Profitant de cette Escale du cargo, je me rendis d'un pas léger et alerte vers l'entrée de ce vénérable théâtre antique. Mon premier sentiment fut de me dire que je devais être un tantinet en retard, puisque, déjà, les premières notes de  Nasser résonnaient au moment où je prenais possession du sésame propre à m'ouvrir les grilles du monument romain. Aussitôt après avoir accompli cette formalité nécessaire, on aurait pu croire que je me dirigerais en premier lieu vers la fosse afin de me glisser illico dans l'ambiance électro du groupe marseillais. Il n'en fut rien puisque je décidais vaillamment de réserver ma première visite au bar, heureusement fort bien achalandé. C'est donc à partir de cet endroit paisible que je suivis le déroulement de ce set joué par ces voisins phocéens. N'ayant que peu d'affinités avec la musique électronique et ses nombreuses sous-dénominations, je choisis de reporter toute mon attention vers le contenu houblonneux qui emplissait mon verre.

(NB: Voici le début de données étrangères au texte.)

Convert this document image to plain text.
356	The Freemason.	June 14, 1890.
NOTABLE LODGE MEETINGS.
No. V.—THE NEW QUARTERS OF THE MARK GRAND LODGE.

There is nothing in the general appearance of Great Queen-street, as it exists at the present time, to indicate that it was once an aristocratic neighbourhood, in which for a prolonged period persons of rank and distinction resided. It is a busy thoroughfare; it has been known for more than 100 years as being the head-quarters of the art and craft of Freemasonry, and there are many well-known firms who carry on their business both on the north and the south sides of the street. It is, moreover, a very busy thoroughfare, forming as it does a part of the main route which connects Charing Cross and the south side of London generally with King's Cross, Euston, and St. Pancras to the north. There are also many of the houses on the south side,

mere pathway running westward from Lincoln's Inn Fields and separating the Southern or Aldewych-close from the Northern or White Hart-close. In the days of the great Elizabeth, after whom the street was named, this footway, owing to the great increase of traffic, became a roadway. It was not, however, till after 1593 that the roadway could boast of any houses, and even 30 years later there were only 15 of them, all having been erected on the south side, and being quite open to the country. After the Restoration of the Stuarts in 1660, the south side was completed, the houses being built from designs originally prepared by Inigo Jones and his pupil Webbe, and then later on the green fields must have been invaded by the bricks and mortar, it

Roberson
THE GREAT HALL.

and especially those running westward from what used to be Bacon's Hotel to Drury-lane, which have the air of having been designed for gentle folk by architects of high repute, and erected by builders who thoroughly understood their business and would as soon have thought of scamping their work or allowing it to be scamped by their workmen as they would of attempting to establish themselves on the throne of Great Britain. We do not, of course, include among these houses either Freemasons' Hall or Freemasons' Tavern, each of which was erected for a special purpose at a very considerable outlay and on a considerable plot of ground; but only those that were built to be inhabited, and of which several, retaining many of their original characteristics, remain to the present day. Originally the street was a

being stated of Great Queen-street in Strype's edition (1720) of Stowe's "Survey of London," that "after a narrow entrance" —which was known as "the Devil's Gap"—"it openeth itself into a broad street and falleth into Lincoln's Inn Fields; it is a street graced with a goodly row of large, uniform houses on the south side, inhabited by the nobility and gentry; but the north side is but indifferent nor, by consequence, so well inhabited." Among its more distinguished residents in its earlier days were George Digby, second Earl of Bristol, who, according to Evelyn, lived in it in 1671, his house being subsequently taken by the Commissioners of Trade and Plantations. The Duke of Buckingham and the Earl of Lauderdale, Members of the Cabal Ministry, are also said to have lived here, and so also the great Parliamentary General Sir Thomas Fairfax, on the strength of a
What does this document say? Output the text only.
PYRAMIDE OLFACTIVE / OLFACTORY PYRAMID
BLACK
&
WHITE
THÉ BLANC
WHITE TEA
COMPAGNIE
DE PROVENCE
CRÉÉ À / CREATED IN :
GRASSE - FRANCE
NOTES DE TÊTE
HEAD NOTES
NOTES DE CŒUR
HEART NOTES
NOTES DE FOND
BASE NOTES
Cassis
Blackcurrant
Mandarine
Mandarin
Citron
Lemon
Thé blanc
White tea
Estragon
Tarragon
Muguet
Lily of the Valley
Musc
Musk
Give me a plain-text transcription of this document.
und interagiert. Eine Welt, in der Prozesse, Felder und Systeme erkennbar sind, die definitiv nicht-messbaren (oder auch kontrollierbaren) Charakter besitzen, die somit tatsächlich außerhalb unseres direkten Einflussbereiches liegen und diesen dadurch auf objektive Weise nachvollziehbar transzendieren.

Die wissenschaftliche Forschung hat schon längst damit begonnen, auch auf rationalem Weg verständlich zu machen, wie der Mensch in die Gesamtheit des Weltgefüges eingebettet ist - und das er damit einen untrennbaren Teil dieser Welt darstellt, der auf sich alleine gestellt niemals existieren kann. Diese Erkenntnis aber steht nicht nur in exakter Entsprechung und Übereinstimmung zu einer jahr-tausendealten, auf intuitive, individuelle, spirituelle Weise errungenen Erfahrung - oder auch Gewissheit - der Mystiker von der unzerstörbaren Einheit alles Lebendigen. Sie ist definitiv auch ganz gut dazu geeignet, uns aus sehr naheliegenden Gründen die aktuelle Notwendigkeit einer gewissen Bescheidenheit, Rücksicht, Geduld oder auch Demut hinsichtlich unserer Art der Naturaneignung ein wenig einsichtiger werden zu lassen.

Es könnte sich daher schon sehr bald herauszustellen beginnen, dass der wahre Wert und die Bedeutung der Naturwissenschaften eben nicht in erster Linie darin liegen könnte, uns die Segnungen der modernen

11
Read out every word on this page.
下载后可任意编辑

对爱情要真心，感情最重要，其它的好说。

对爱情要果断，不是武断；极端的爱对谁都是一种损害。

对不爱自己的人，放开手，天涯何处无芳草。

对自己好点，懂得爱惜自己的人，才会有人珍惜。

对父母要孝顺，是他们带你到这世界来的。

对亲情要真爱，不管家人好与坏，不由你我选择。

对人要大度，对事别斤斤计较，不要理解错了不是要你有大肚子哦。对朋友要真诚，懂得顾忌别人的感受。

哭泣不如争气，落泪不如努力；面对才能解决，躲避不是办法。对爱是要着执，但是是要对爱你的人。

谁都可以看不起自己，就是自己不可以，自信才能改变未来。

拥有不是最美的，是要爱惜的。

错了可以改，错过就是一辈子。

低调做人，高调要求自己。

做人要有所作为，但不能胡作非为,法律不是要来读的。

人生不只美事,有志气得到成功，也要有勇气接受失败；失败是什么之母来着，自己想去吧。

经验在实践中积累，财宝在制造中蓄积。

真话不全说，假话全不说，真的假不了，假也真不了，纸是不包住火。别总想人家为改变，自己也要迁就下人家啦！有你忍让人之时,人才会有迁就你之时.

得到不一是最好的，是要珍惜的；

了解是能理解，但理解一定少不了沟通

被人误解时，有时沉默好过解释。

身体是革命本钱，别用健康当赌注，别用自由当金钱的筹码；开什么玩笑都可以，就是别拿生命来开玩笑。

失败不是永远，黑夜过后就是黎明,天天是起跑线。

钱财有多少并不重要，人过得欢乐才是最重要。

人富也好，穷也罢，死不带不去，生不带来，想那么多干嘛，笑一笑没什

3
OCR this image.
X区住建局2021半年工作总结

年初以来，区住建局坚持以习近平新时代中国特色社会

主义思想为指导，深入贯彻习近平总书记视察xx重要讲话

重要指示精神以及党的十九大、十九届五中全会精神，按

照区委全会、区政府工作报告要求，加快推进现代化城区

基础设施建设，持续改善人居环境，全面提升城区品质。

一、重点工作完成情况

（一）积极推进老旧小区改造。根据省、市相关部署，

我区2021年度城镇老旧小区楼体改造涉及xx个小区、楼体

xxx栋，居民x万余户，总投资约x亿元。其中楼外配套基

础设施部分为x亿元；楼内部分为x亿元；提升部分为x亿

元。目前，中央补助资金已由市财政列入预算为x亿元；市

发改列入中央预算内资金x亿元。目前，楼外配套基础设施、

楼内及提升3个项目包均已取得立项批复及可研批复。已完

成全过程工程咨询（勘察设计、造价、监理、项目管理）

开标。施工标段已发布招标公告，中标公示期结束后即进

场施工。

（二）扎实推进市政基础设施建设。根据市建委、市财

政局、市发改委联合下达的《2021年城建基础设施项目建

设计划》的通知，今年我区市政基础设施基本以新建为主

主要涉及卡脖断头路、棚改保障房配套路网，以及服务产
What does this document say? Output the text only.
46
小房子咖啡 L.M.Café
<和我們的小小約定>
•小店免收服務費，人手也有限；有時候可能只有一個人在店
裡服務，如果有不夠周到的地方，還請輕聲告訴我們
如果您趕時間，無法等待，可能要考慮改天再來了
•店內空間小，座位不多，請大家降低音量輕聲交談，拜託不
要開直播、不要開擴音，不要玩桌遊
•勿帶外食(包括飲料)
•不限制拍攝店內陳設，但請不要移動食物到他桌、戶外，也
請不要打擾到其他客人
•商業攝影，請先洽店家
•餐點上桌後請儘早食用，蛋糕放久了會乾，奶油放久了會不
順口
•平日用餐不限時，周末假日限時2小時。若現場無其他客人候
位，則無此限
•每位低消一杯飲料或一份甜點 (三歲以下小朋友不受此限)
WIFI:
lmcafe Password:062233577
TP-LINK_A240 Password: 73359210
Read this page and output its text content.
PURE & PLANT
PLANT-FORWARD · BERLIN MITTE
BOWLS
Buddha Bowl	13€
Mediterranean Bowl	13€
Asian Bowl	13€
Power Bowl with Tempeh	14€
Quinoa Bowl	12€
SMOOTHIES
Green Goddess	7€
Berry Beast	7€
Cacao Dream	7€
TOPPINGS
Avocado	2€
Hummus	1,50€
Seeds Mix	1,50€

Par un effet de causalité certain, il me fallut peu de temps après quitter cet endroit «cool and quiet», afin de remplir d'autres obligations que la pudeur et la morale pudibonde réprouvent, quand elles ne la censurent pas. Bref, je m'absentais un instant, profitant de cet effet d'aubaine pour jeter un coup d'œil sur la scène et surtout sur le public, ma foi assez nombreux, pour m'apercevoir que celui-ci dansait volontiers sur un mélange plutôt malin entre une électro fine et précise, et un bon vieux beat de dance si cher à cette population méridionale désemparée. Je m'ennuyais un peu et le public, même celui des gradins, ondulait sagement.

 

Le temps d'accomplir de la meilleure des façons possible la tâche qui m'incombait présentement, je décidais de retourner au bar, car déjà, Nasser en avait terminé. L'entracte donna lieu à de belles scènes d'embrassades et de retrouvailles fortement amicales, sous l'œil attentif de l'implacable municipalité venue prendre le pouls de la plèbe arlésienne. C'est ainsi que je recrutais presque par hasard deux membres émérites de l'éducation nationale que j'équipais chacun d'une pinte pleine. Les remous de la foule et la tension devenue latente nous indiquèrent que l'heure des Shaka Ponk était venue. Nous contournâmes habilement le théâtre pour nous présenter devant la scène par son flanc nord-nord/ouest.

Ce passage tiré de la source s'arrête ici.